But the conflict is nothing new. Our lives seem to be a constant tossup between the need for speed and the urge to slow the pace of life and find some peace. We even get ourselves stressed out with meticulous planning for a relaxing vacation.
Instant gratification and speed are gaining ground as life’s minimal expectation. Fast service, on-demand video, high- and hyper-speed internet connections…even tankless instant hot water heaters so you can scald yourself in the shower long before you can reach for the cold water tap. But at least you can make a cup of instant coffee right from the tap without the dreaded delay of a microwave which is faster than your stove.
Speed even comes together with sport and luxury in our cars. Not many of us have a 200 mph, formula-1 speedster lurking in our garage, but a 600 HP high-end roadster that goes from 0 to 60 in 3.8 seconds can make a car fan’s heart race any day.
But what about “Take your time?” America’s own traditional, homegrown sport is fondly called a pastime. Today, some critics say baseball is too slow for the 21st Century.
Maybe it is just what we need from time to time. Consider a long, lazy afternoon, a summer breeze wafting across the outfield grass, just the right tall, cold beverage in your hand and a few friends with you watching those 18 boys of summer ponder the motion of a single white ball and that slow, sometimes graceful duel between pitcher and batter. Three or four hours can disappear into the sunset – and you never knew the time had passed at all.
Fast cars and a leisurely afternoon at the ballpark occupy the far ends of the “hurry up and take your time” spectrum of 21st century American life. Maybe you have found the magic middle of that spectrum, with just the right measure of haste and peace in your life. If you have, then congratulations and a long life are your due.
In case that perfect formula has escaped you, though, this week’s Jamestown Gazette has your prescription ready for this summer. The World Series of Cars rolls into Bergman Park this week and the Babe Ruth World Series will be coming to Diethrick Park next month.

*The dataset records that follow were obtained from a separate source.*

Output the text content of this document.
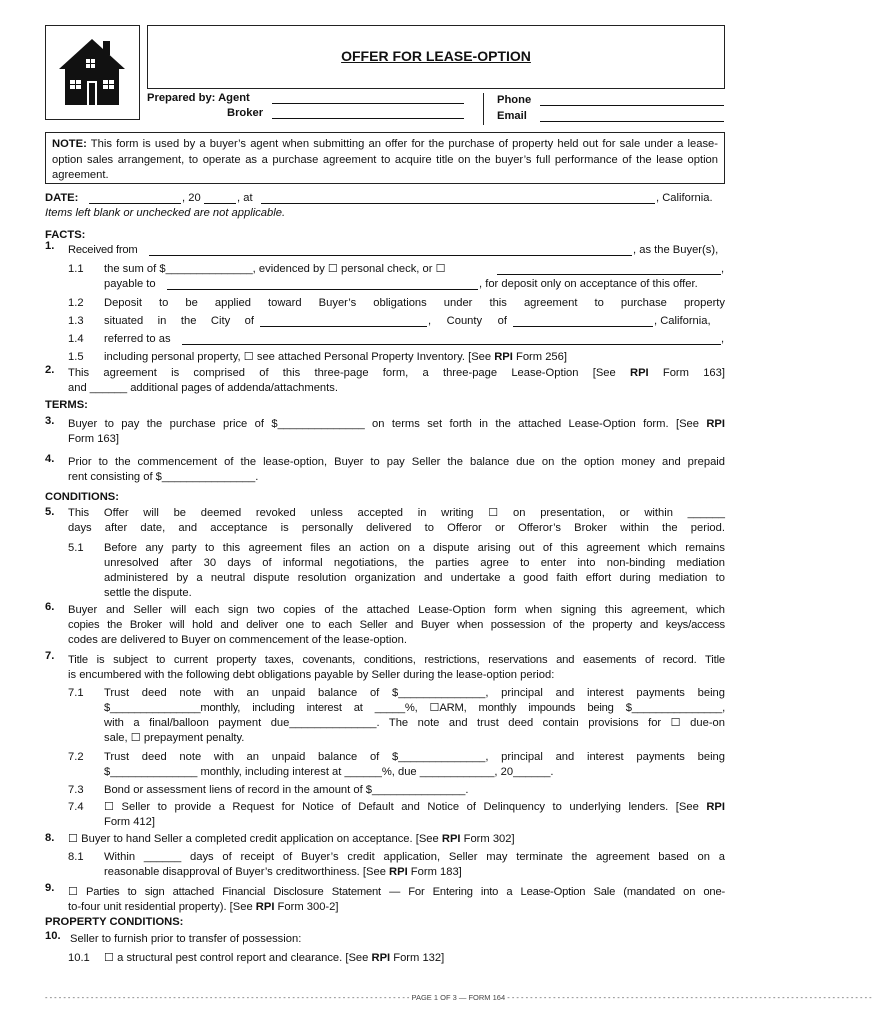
OFFER FOR LEASE-OPTION
Prepared by: Agent
Broker
Phone
Email
NOTE: This form is used by a buyer’s agent when submitting an offer for the purchase of property held out for sale under a lease-option sales arrangement, to operate as a purchase agreement to acquire title on the buyer’s full performance of the lease option agreement.
DATE:	, 20	, at	, California.
Items left blank or unchecked are not applicable.
FACTS:
1. Received from	, as the Buyer(s),
1.1 the sum of $______________, evidenced by ☐ personal check, or ☐	,
payable to	, for deposit only on acceptance of this offer.
1.2 Deposit to be applied toward Buyer’s obligations under this agreement to purchase property
1.3 situated in the City of	, County of	, California,
1.4 referred to as	,
1.5 including personal property, ☐ see attached Personal Property Inventory. [See RPI Form 256]
2. This agreement is comprised of this three-page form, a three-page Lease-Option [See RPI Form 163]
and ______ additional pages of addenda/attachments.
TERMS:
3. Buyer to pay the purchase price of $______________ on terms set forth in the attached Lease-Option form. [See RPI
Form 163]
4. Prior to the commencement of the lease-option, Buyer to pay Seller the balance due on the option money and prepaid
rent consisting of $_______________.
CONDITIONS:
5. This Offer will be deemed revoked unless accepted in writing ☐ on presentation, or within ______
days after date, and acceptance is personally delivered to Offeror or Offeror’s Broker within the period.
5.1 Before any party to this agreement files an action on a dispute arising out of this agreement which remains
unresolved after 30 days of informal negotiations, the parties agree to enter into non-binding mediation
administered by a neutral dispute resolution organization and undertake a good faith effort during mediation to
settle the dispute.
6. Buyer and Seller will each sign two copies of the attached Lease-Option form when signing this agreement, which
copies the Broker will hold and deliver one to each Seller and Buyer when possession of the property and keys/access
codes are delivered to Buyer on commencement of the lease-option.
7. Title is subject to current property taxes, covenants, conditions, restrictions, reservations and easements of record. Title
is encumbered with the following debt obligations payable by Seller during the lease-option period:
7.1 Trust deed note with an unpaid balance of $______________, principal and interest payments being
$_______________monthly, including interest at _____%, ☐ARM, monthly impounds being $_______________,
with a final/balloon payment due______________. The note and trust deed contain provisions for ☐ due-on
sale, ☐ prepayment penalty.
7.2 Trust deed note with an unpaid balance of $______________, principal and interest payments being
$______________ monthly, including interest at ______%, due ____________, 20______.
7.3 Bond or assessment liens of record in the amount of $_______________.
7.4 ☐ Seller to provide a Request for Notice of Default and Notice of Delinquency to underlying lenders. [See RPI
Form 412]
8. ☐ Buyer to hand Seller a completed credit application on acceptance. [See RPI Form 302]
8.1 Within ______ days of receipt of Buyer’s credit application, Seller may terminate the agreement based on a
reasonable disapproval of Buyer’s creditworthiness. [See RPI Form 183]
9. ☐ Parties to sign attached Financial Disclosure Statement — For Entering into a Lease-Option Sale (mandated on one-
to-four unit residential property). [See RPI Form 300-2]
PROPERTY CONDITIONS:
10. Seller to furnish prior to transfer of possession:
10.1 ☐ a structural pest control report and clearance. [See RPI Form 132]
- - - - - - - - - - - - - - - - - - - - - - - - - - - - - - - - - - - - - - - - - - - - - - - - - - - - - - - - - - - - - - - - - - - - - - - - - - - - - - - - PAGE 1 OF 3 — FORM 164 - - - - - - - - - - - - - - - - - - - - - - - - - - - - - - - - - - - - - - - - - - - - - - - - - - - - - - - - - - - - - - - - - - - - - - - - - - - - - - - -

Cars, both antique and modern, do represent speed to the hurry-up folks of the modern world, but when automotive engineers meld form with function in their road machines they also become artists. Smooth and sleek in their polished precision, the 400 or so cars at Bergman Park will tempt any speed demon to slow right down. Beauty has a way of doing that. Go see a century’s worth of hurry up transformed into just that beauty. It will be worth the slow day’s pleasure.
Then make your plans for a few relaxing afternoons enjoying the leisurely pace of America’s pastime down at Diethrick Park. Those young men have convened in Jamestown from all corners of the United States to play on our field of dreams. Hurry on down and take your time for a relaxing summer afternoon.
And for a somewhat deeper conversation about the value – the virtue – of slowing down, visit page 7 and have a chat with our Pastor Scott Hannon and his Faith Matters column. That old hurry-up habit might be speeding you right past the most important things in your life.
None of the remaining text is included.